Un miliardo di euro per puntellare le abitazioni. Partono i progetti pilota

Marta Bravi

Milano «Bisogna smettere di parlare di fatalità, in questo Paese si parla troppo spesso di fatalità. Non c'è niente di fatale nel sisma, il nostro è un Paese sismico. Dobbiamo avere fiducia nella scienza e uscire dal medioevo oscuro della fatalità. Non so se sarà una rivoluzione ma una presa di coscienza collettiva». Parola di Renzo Piano, archistar, senatore a vita, che ha scelto il museo della Scienza e della Tecnologia Leonardo da Vinci, «un luogo di scienza» per presentare con il premier Paolo Gentiloni e Giovanni Azzone, rettore del Politecnico di Milano il progetto Casa Italia.

Il progetto, lanciato dall'ex premier Matteo Renzi dopo il sisma in centro Italia ad agosto, è diventato un Dipartimento della presidenza del consiglio - «struttura permanente che prescinde dai governi e che farà da collettore per tutti i dati raccolti a livello nazionale» ha spiegato il premier Gentiloni - si articola sul lungo periodo con l'obiettivo di promuovere la sicurezza del paese, con particolare attenzione al rischio sismico. Obiettivo: intervenire sugli edifici esistenti, riducendone la vulnerabilità e sulla resilienza della comunità assicurando la vivibilità degli insediamenti.

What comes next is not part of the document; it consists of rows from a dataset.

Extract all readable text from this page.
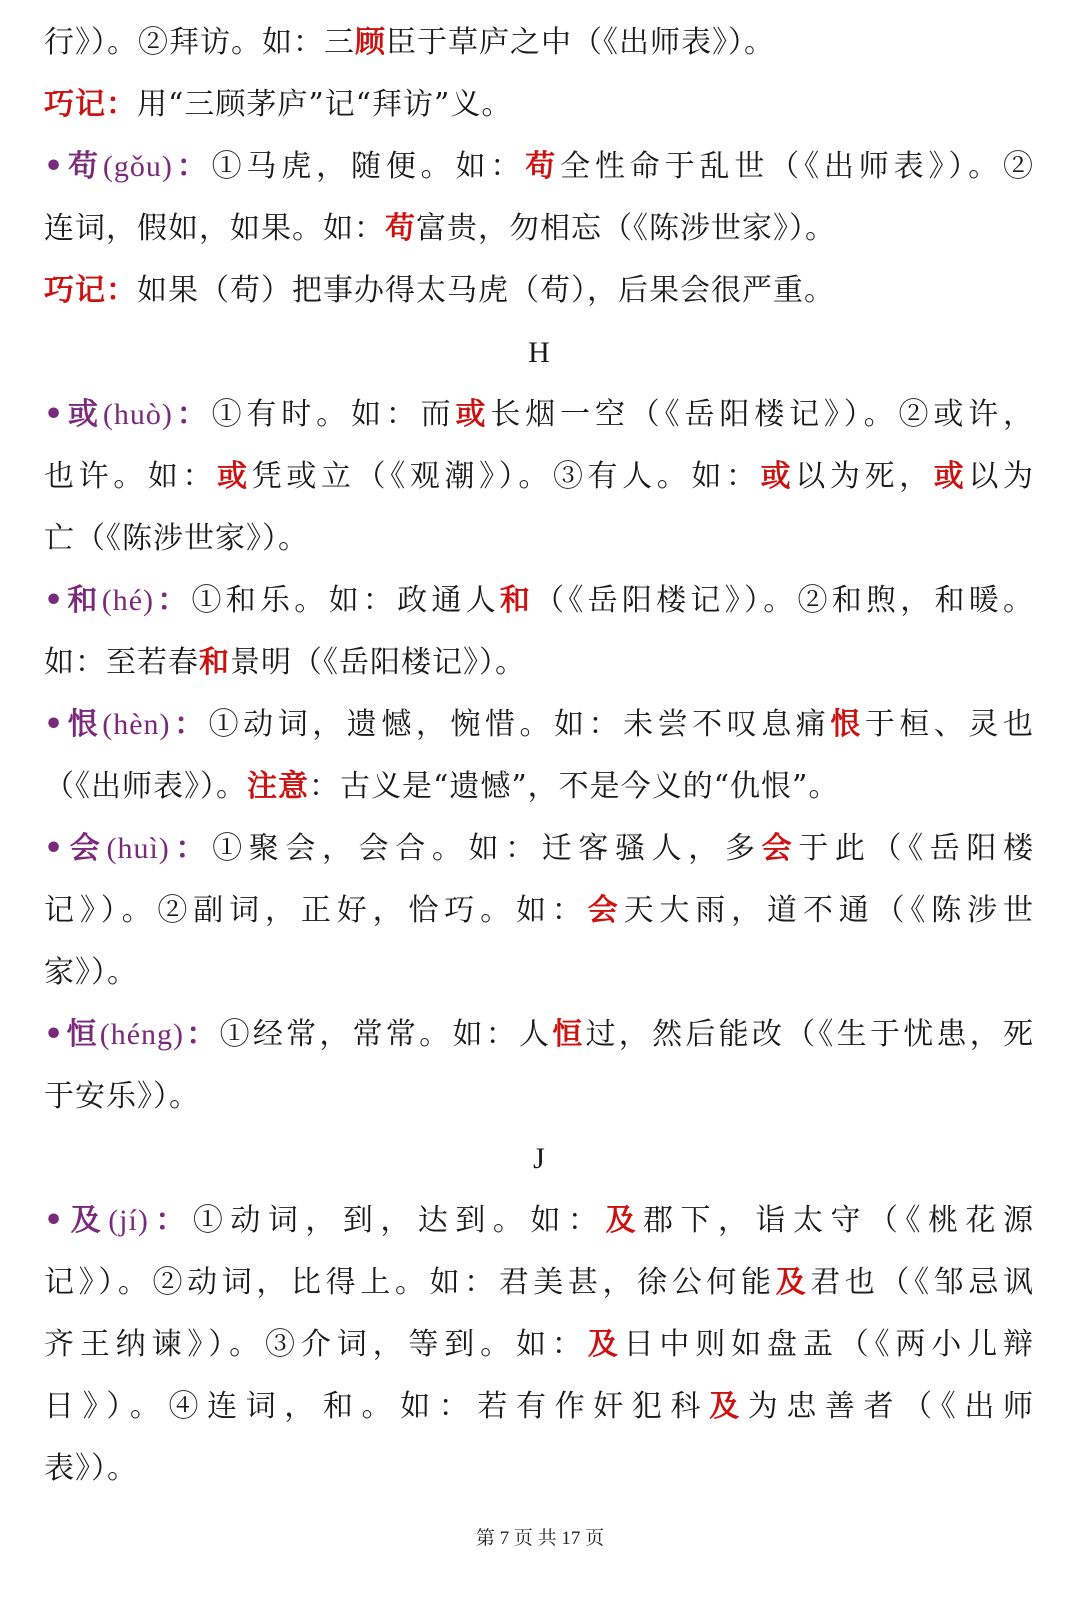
行》）。②拜访。如：三顾臣于草庐之中（《出师表》）。
巧记：用“三顾茅庐”记“拜访”义。
•苟(gǒu)：①马虎，随便。如：苟全性命于乱世（《出师表》）。②
连词，假如，如果。如：苟富贵，勿相忘（《陈涉世家》）。
巧记：如果（苟）把事办得太马虎（苟），后果会很严重。
H
•或(huò)：①有时。如：而或长烟一空（《岳阳楼记》）。②或许，
也许。如：或凭或立（《观潮》）。③有人。如：或以为死，或以为
亡（《陈涉世家》）。
•和(hé)：①和乐。如：政通人和（《岳阳楼记》）。②和煦，和暖。
如：至若春和景明（《岳阳楼记》）。
•恨(hèn)：①动词，遗憾，惋惜。如：未尝不叹息痛恨于桓、灵也
（《出师表》）。注意：古义是“遗憾”，不是今义的“仇恨”。
•会(huì)：①聚会，会合。如：迁客骚人，多会于此（《岳阳楼
记》）。②副词，正好，恰巧。如：会天大雨，道不通（《陈涉世
家》）。
•恒(héng)：①经常，常常。如：人恒过，然后能改（《生于忧患，死
于安乐》）。
J
•及(jí)：①动词，到，达到。如：及郡下，诣太守（《桃花源
记》）。②动词，比得上。如：君美甚，徐公何能及君也（《邹忌讽
齐王纳谏》）。③介词，等到。如：及日中则如盘盂（《两小儿辩
日》）。④连词，和。如：若有作奸犯科及为忠善者（《出师
表》）。
第 7 页 共 17 页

Presupposto fondamentale la tecnologia: Renzo Piano non esita a paragonare il mestiere dell'architetto a quello del medico. «La diagnostica avanzata permette alla chirurgia di essere sempre meno invasiva, la stessa cosa vale per gli edifici su cui si può intervenire con una cantieristica leggera, che non prevede di allontanare gli abitanti». Sono dunque cinque principi che fanno da architrave a Casa Italia: diagnostica, cantieristica leggera, partecipazione, sostenibilità economica ma soprattutto il principio che «non si devono mandare via di casa le persone, dobbiamo salvaguardare questo legame importantissimo». E proprio su questo aspetto «la politica può essere di supporto - spiega il project manager Giovanni Azzone - coinvolgendo il più possibile la popolazione e rendendola anche consapevole della bellezza e delle generazioni future». Così sono previsti incentivi fiscali che consentono detrazioni fino all'80 per cento per chi ristruttura le proprie case nelle zone sismiche di rischio 1/2 e 3 . «Martedì nella prossima finanziaria - ha annunciato Gentiloni - inserirà risorse per 1 miliardo di euro», mentre altri 25 milioni saranno stanziati per i progetti pilota che partiranno entro la fine dell'estate. Saranno aperti a Catania, Feltre (Belluno), Foligno (Perugia), Gorizia, Isernia, Piedimonte Matese (Caserta), Potenza, Reggio Calabria, Sora (Frosinone), e Sulmona (L'Aquila) e coinvolgeranno abitazioni di proprietà pubbliche. Per questo «sono state identificate dieci città campione che sono emblematiche di diverse tipologie di intervento. Rappresentano una sperimentazione estendibile a tutto il Paese. In uno di questi Comuni sarà inserita la costruzione di una scuola che farà anche da «community center», un punto di raccolta in caso di emergenza».